FROM THE GUIDE: DESIGN: AN INDEPENDENT EDUCATIONAL PUBLISHING MAGAZINE
Interview: Lucie Nock, product design and development student
Lucie, 22, is in her final year at the London College of Fashion
Friday 23 November 2007
I was interested in doing a design course from a young age. I did an art Foundation after A-level, and my teachers asked if I had thought about doing a footwear course, as the work I had been doing seemed to head in that direction. I looked it up and thought that I'd apply. It was something different and definitely very specialist!
In the footwear pathway, there are about 30 students, which is a good number. We have mass lectures that the whole course attend; it has an accessories pathway and a clothing pathway as well as footwear. There are large lectures on report-writing and all the boring side of the business! Then we have design tutorials, which are either individual or in groups of four. You can pick specific areas you're struggling with and the tutors can also see that you're up-to-date. We're only marked on our final year, where we have to choose the brief ourselves. We have to keep that for the whole year and then we have the graduate show at the end.
I did two placements. One with Lulu Guinness and the other with Olivia Morris. It was really good because I wanted a bit of a contrast. Lulu Guinness is a large company that designs its own shoes as well as commissions for Nicole Farhi and French Connection: I saw the high end and the high street end of the market within that single design room. I was there for three months.
Olivia Morris did the course I'm doing and she set up her own business a couple of years after she left university, so it was really good to see how that was going and how a smaller business operated.

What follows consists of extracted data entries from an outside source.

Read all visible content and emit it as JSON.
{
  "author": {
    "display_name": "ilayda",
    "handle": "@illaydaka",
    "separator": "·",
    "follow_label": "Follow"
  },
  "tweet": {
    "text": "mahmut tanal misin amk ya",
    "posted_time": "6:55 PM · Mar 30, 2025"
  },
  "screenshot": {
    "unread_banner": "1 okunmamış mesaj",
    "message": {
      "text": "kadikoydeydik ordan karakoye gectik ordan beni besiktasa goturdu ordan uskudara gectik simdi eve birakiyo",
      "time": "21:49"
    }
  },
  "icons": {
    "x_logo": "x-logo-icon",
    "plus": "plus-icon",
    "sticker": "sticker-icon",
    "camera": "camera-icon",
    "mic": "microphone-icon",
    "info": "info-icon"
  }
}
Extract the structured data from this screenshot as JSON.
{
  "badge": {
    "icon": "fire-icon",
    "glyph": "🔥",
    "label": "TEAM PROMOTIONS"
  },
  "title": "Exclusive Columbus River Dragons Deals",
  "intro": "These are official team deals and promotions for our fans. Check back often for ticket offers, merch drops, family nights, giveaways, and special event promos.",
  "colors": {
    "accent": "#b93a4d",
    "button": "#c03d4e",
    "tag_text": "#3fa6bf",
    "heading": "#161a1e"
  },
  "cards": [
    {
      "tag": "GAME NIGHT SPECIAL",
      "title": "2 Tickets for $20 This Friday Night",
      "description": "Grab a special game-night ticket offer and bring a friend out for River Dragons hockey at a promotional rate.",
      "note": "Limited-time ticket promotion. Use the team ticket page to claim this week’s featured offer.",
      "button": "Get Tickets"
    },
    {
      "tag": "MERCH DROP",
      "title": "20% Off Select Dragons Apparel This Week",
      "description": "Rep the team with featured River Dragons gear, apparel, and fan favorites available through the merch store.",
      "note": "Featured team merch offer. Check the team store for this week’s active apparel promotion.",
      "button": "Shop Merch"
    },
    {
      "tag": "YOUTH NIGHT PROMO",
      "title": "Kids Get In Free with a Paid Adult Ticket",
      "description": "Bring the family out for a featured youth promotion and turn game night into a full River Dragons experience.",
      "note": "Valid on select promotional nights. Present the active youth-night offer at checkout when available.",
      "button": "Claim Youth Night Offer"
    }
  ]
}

With Lulu I did design-based work. I was in the design room, doing tasks such as trend research. I also got a couple of weeks in the press room which surprisingly I really enjoyed: I really didn't think I would like that side of things. With Olivia, it was a lot more personal assistant work because the company's small, so she does all of her designing herself.
Our final show is in July next year. We have to produce a series of sketchbooks and a series of reports; we don't have a dissertation as such. We also have to produce pairs of shoes. They only want two pairs of shoes from us but I think most people will be doing a few more. You can either make them yourself or you can get a factory to make them.
You do have to know your trends and make sure you're a little bit ahead of them; they like you to have knowledge of what's going to be in fashion during spring/summer 2008, for example. I'm going to have to see how the graduate show goes and, if something comes out of that, it would be great!